As the battle against COVID-19 rages, the world can expect to see other diseases that pass from animals to humans emerge, according to a new UN report, which maintains that there is still time to head off potential zoonotic pandemics.
‘Preventing the Next Pandemic: Zoonotic diseases and how to break the chain of transmission’ identifies seven trends driving the increasing emergence of zoonotic diseases, including a growing demand for animal protein, unsustainable farming practices and the global climate crisis.
It also sets out 10 practical steps that nations can take right now, including expanded research into zoonotic diseases, improved monitoring and regulation of food systems, and incentivizing sustainable land management practices.
In particular, the report recommends that governments adopt a “One Health” approach that brings together public health, veterinary and environmental expertise to prevent and respond to zoonotic disease outbreaks.
Preventing the Next Pandemic is a joint effort by the UN Environment Programme and the International Livestock Research Institute, both based in Nairobi.

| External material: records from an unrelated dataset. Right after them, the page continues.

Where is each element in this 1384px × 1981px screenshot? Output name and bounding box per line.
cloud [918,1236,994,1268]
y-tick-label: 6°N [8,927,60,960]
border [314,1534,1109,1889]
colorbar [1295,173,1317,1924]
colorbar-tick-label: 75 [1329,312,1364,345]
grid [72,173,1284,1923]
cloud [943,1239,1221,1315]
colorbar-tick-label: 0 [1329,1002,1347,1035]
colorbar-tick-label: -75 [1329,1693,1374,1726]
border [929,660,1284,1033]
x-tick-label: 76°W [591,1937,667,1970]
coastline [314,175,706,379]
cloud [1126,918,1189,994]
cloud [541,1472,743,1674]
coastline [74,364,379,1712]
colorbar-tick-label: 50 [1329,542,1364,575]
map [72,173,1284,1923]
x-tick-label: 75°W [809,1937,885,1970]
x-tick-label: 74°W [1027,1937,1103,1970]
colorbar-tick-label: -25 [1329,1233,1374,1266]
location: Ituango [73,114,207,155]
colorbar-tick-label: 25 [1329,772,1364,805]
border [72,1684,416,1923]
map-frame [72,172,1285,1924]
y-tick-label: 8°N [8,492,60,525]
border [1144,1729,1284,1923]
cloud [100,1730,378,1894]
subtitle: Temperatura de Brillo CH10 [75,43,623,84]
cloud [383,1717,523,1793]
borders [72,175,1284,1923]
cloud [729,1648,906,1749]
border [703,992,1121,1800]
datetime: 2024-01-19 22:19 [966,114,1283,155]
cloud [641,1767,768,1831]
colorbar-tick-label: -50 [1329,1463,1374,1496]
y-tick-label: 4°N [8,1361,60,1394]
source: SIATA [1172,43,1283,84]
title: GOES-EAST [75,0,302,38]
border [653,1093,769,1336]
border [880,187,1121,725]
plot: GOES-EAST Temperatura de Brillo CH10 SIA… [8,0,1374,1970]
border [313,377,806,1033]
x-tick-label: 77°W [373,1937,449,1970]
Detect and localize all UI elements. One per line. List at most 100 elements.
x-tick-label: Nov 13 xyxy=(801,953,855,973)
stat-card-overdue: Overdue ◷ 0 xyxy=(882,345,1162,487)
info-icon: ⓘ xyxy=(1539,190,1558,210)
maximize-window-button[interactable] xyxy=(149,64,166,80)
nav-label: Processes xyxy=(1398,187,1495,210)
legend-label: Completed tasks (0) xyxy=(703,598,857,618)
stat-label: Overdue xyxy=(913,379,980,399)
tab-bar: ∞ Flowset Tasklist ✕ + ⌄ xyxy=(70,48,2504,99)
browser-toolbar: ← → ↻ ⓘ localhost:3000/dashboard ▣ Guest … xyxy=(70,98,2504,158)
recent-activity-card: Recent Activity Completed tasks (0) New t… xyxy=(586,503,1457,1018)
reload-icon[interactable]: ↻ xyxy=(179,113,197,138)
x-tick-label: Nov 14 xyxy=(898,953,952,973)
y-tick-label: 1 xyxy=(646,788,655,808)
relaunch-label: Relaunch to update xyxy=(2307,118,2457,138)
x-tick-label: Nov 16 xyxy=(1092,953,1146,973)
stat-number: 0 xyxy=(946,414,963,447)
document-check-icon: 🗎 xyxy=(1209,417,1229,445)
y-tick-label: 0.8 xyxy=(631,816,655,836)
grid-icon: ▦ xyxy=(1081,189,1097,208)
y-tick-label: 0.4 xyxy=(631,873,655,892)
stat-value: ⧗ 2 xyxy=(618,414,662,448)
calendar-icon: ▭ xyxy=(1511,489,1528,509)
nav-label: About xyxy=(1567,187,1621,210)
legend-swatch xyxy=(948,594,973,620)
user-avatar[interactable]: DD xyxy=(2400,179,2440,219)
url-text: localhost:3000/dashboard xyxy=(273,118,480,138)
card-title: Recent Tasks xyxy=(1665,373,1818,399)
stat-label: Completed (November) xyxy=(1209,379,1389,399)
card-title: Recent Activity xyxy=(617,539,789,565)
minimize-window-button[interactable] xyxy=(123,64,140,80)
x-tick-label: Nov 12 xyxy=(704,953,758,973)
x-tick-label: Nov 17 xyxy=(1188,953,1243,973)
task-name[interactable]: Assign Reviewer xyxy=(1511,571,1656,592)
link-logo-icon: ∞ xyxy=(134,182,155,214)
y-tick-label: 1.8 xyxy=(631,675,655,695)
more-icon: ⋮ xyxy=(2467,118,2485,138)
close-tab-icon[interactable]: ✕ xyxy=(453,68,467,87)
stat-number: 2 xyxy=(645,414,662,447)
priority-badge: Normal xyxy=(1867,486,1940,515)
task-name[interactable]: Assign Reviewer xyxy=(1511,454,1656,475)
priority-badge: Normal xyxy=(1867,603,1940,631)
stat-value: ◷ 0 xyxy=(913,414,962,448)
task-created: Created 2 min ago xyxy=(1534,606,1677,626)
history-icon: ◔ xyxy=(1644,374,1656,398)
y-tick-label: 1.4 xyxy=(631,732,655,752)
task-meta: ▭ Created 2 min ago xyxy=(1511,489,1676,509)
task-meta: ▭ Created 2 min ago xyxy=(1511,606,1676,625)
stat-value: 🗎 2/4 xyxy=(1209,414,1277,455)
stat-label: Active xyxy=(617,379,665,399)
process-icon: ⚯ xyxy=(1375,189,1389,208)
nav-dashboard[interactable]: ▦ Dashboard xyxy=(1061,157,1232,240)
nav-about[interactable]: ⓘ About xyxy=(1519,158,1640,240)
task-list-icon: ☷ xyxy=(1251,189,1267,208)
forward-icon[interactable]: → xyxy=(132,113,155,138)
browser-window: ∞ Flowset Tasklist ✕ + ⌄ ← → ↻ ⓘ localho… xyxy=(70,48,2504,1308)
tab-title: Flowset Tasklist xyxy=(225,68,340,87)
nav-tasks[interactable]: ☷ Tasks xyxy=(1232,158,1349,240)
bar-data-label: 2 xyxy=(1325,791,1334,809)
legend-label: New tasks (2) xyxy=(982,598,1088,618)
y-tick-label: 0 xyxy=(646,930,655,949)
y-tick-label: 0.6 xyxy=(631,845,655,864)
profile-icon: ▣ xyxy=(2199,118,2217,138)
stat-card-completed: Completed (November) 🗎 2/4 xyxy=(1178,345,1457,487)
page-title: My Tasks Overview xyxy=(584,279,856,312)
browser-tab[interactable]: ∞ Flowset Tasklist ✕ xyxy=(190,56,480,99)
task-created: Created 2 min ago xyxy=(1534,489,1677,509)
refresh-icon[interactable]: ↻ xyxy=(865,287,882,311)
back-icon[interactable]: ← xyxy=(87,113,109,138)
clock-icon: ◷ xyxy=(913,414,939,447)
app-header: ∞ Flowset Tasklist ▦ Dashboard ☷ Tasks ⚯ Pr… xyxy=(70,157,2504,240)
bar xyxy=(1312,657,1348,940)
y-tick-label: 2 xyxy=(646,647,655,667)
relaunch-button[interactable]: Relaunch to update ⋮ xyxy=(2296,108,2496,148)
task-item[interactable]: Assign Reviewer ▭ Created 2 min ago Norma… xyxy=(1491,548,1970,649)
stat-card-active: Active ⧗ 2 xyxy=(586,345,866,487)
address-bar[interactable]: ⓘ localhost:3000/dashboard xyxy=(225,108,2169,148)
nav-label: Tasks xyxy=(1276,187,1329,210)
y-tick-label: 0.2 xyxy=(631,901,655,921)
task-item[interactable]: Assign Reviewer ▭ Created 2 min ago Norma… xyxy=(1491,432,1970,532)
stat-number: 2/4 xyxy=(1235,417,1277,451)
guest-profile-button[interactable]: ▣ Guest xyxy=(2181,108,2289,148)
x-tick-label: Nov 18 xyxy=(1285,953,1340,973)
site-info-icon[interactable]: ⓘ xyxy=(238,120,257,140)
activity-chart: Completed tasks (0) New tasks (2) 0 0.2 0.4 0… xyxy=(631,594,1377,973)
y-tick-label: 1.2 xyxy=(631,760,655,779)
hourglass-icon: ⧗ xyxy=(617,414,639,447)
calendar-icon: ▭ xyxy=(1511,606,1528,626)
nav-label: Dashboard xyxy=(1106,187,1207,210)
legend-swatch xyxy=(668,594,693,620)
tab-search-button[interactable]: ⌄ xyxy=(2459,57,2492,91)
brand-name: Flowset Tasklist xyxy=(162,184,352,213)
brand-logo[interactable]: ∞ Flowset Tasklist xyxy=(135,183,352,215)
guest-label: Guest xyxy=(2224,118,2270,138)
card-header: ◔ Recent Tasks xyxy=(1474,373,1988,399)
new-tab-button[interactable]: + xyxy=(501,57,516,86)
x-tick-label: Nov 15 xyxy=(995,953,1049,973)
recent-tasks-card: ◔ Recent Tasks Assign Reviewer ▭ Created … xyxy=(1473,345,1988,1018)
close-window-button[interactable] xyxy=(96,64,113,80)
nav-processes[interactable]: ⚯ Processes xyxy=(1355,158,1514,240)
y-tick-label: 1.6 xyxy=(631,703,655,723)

“The science is clear that if we keep exploiting wildlife and destroying our ecosystems, then we can expect to see a steady stream of these diseases jumping from animals to humans in the years ahead,” said UNEP Executive Director Inger Andersen.
As the report explains, COVID-19 is only the latest in a growing number of disease, which – including Ebola, MERS and West Nile fever – whose spread from animal hosts into human populations has been intensified by anthropogenic pressures, or human impact on the environment.
Welcoming the report, UN Secretary-General António Guterres called for a new ambitious framework to protect and sustainably use biodiversity to be adopted.